Verso sud l’identità corsa emerge in maniera decisiva e trova la sua piena espressione a Sarténe, dove spari di fucile adornano le indicazioni stradali in francese e i rari limiti di velocità, che evidentemente all’anarchismo insulare paiono una fastidiosa costrizione. Parcheggiamo nel Bronx di Sarténe, un tranquillo e pulito parcheggio tra i condomini, e ci immaginiamo che in qualche garage sia riunito il comitato centrale dei giovani del Fronte di Liberazione Nazionale Corso, mentre preparano le bombolette spray con cui la sigla FLNC sarà impressa sui cartelli stradali. Ridete pure, ma se lo sfruttamento costiero della Corsica è rasente lo zero, se ogni tentativo del Club Med o chi altro di insediare bungalov nel selvaggio e inaccessibile Desert des Agriates tra Ogliastro e Sant Fleurent è stato respinto, ben diversamente dalla lottizzazione milanese delle coste della Sardegna, se i siti naturali rimangono intatti, i parcheggi a pagamento inesistenti, le località sostanzialmente scevre del commercio di stupidi souvenirs, ed il còrso (= il francese come lo imiterebbe un italiano) rimane una lingua viva c’è un motivo. Non vorrei che sembrasse un discorso leghista. Qui un’identità c’è, e anche qualcosa da salvare. E c’è un motivo se il moro corso ha la benda sollevata, mentre i quattro mori sardi hanno la benda calata sugli occhi, soprattutto adesso…

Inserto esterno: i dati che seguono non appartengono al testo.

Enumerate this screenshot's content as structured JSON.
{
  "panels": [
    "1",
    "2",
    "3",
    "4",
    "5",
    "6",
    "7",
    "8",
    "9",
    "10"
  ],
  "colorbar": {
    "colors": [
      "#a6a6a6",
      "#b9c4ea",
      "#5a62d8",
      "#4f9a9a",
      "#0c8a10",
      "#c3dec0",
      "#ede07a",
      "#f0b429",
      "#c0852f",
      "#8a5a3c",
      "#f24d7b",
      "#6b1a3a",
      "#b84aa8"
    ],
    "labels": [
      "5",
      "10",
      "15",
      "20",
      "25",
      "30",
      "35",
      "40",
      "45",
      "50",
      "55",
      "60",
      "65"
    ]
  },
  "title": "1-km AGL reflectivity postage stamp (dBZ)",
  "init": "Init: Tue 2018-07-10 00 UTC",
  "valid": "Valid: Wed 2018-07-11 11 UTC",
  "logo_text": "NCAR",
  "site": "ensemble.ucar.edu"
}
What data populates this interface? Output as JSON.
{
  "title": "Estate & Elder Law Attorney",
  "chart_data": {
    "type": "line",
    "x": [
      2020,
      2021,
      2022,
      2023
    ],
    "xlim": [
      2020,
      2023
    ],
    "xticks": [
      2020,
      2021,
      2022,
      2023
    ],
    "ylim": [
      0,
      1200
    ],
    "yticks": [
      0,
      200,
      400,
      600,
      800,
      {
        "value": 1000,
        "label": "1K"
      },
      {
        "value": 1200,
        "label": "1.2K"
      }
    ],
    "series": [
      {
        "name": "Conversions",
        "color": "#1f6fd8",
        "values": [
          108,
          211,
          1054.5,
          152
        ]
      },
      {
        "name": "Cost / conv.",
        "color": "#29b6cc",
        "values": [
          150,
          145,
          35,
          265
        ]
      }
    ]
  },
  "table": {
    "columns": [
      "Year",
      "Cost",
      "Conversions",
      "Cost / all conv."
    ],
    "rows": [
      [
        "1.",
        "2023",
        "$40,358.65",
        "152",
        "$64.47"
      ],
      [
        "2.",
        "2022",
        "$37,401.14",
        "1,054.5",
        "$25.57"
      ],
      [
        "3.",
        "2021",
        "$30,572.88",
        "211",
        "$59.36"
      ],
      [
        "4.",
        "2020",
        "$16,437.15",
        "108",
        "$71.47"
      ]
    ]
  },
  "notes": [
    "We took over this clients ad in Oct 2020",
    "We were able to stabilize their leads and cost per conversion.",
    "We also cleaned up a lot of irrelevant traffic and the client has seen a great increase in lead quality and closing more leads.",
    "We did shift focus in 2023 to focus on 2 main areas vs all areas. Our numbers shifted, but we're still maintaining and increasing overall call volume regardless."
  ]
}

Finché non si oltrepassa Bonifacio, la magnifica Bonifacio, uno dei posti al mondo da vedere. Di qua da Bonifacio, verso Porto Vecchio e lungo la strada tutta rettilinei e rotonde della costa est, nel furtivo viaggio di ritorno si reincontrano le orde di camper che si erano lasciate al porto di Bastìa, schierate in maniera ordinata nei campeggi sul litorale di una costa povera e poco interessante, ma con il mare comunque bello e le spiagge pulite. Questa è la metà italiana, e la gente in coda sfanala per passare e non ringrazia. Qualcuno mi dice che così sta scritto sui forum per i camperisti, quelli che a priori mi rifiuto di consultare: scesi a Bastìa, preferite il giro in senso orario, senza spingervi sulla costa occidentale e nell’interno. Sono contento che sia scritto così, penso mentre devìo per San Nicolao dal sito turistico di Moriani Plage per un’ultima scampagnata tra i paesini interni in cresta a lussureggianti promontori ricoperti di felci, per strade poco batutte. Sono contento di poter ricordare le tante Pietra, ottima birra ambrata a base di farina di castagne, sorseggiate su una scogliera a precipizio sul mare davanti al sole rosso che si immerge nell’acqua, in compagnia delle sole persone che contano.